Jonathan Irons was released from prison this week with the help of basketball star Maya Moore.


On Wednesday, Irons abandoned a free man, and Moore was one of the first to hug him.

“Thank goodness it’s over,” Moore said in a video of the Irons launch he posted on his Instagram, captioned with the word “FREEDOM.”

The two met in 1998, when Moore was just 16 years old, in a prison ministry. Irons had been convicted of robbery and assault on an owner with a pistol, a conviction that was overturned by a judge in March.

“I feel like I can live life now,” Irons said Wednesday. “I am free, I am blessed, I just want to live my life worthy of God’s help and influence … I thank all those who supported me, Maya and her family.”

A star at its best

Moore, a basketball superstar at his best, announced in January that he would skip a second season to focus on criminal justice reform.

“When we take the time to stand up for people and shine a light in a dark place, not everyone will like it,” he said. “When it costs your comfort or maybe something you just want to see and enjoy, I understand that.

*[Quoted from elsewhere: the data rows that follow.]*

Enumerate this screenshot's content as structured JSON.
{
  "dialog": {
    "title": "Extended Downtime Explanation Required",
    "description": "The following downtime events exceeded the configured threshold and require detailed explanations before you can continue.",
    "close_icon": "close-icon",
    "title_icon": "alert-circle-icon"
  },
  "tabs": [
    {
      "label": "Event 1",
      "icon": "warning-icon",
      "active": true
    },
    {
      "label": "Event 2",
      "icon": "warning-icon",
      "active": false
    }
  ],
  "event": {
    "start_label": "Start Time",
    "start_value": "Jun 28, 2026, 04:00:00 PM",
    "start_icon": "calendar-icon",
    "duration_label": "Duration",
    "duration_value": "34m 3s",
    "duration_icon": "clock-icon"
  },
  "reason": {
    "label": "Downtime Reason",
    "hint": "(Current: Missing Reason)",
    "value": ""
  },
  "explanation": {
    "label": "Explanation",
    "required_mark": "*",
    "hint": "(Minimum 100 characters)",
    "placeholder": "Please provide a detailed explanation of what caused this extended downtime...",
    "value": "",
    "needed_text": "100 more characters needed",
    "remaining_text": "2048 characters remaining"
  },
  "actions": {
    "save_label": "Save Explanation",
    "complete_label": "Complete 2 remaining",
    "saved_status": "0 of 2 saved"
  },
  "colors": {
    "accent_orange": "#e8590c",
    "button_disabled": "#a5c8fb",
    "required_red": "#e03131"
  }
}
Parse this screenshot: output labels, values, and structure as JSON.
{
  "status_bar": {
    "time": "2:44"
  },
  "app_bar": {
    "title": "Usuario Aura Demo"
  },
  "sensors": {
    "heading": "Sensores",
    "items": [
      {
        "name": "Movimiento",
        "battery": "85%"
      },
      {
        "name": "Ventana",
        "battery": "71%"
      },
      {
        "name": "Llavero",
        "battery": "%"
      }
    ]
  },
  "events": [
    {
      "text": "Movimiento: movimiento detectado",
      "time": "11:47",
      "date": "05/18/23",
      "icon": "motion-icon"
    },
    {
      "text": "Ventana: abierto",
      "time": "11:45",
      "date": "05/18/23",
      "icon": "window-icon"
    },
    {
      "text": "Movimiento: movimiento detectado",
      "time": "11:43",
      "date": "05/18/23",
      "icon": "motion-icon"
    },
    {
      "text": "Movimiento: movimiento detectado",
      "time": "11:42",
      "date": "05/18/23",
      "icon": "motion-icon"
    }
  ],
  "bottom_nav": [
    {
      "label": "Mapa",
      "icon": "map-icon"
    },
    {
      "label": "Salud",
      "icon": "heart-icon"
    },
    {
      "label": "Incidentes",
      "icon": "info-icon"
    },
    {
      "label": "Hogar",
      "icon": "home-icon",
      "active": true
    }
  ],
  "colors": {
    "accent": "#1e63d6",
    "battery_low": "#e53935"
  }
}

Basketball star Maya Moore will skip the second consecutive season of the WNBA and the 2020 Olympics to focus on criminal justice reform

“Entertainment is a place where you want to relax and not have to think about the worries of the world, but we are in the world and the world is broken. So congratulations to the people who sacrifice, who pay the cost of a platform, of a job, money to defend something bigger than yourself and, at the end of the day, if we remember that we are human beings first, I think it will make it a little less controversial. “

She is considered one of the best female basketball players and winners of all time. Her resume is full of superlatives. Selected by the Minnesota Lynx as the No. 1 overall pick in the 2011 WNBA draft, Moore won the league’s Rookie of the Year award and her first WNBA title in her first season. She added titles in 2013, 2015, and 2017, winning the WNBA Finals MVP Awards in 2013 and the MVP WNBA Award in 2014.

As a member of the US team, Moore won Olympic gold in 2012 and 2016, as well as two world championships in 2010 and 2014. When he played at the University of Connecticut college, the Huskies were undefeated in consecutive seasons, winning national titles in 2009 and 2010.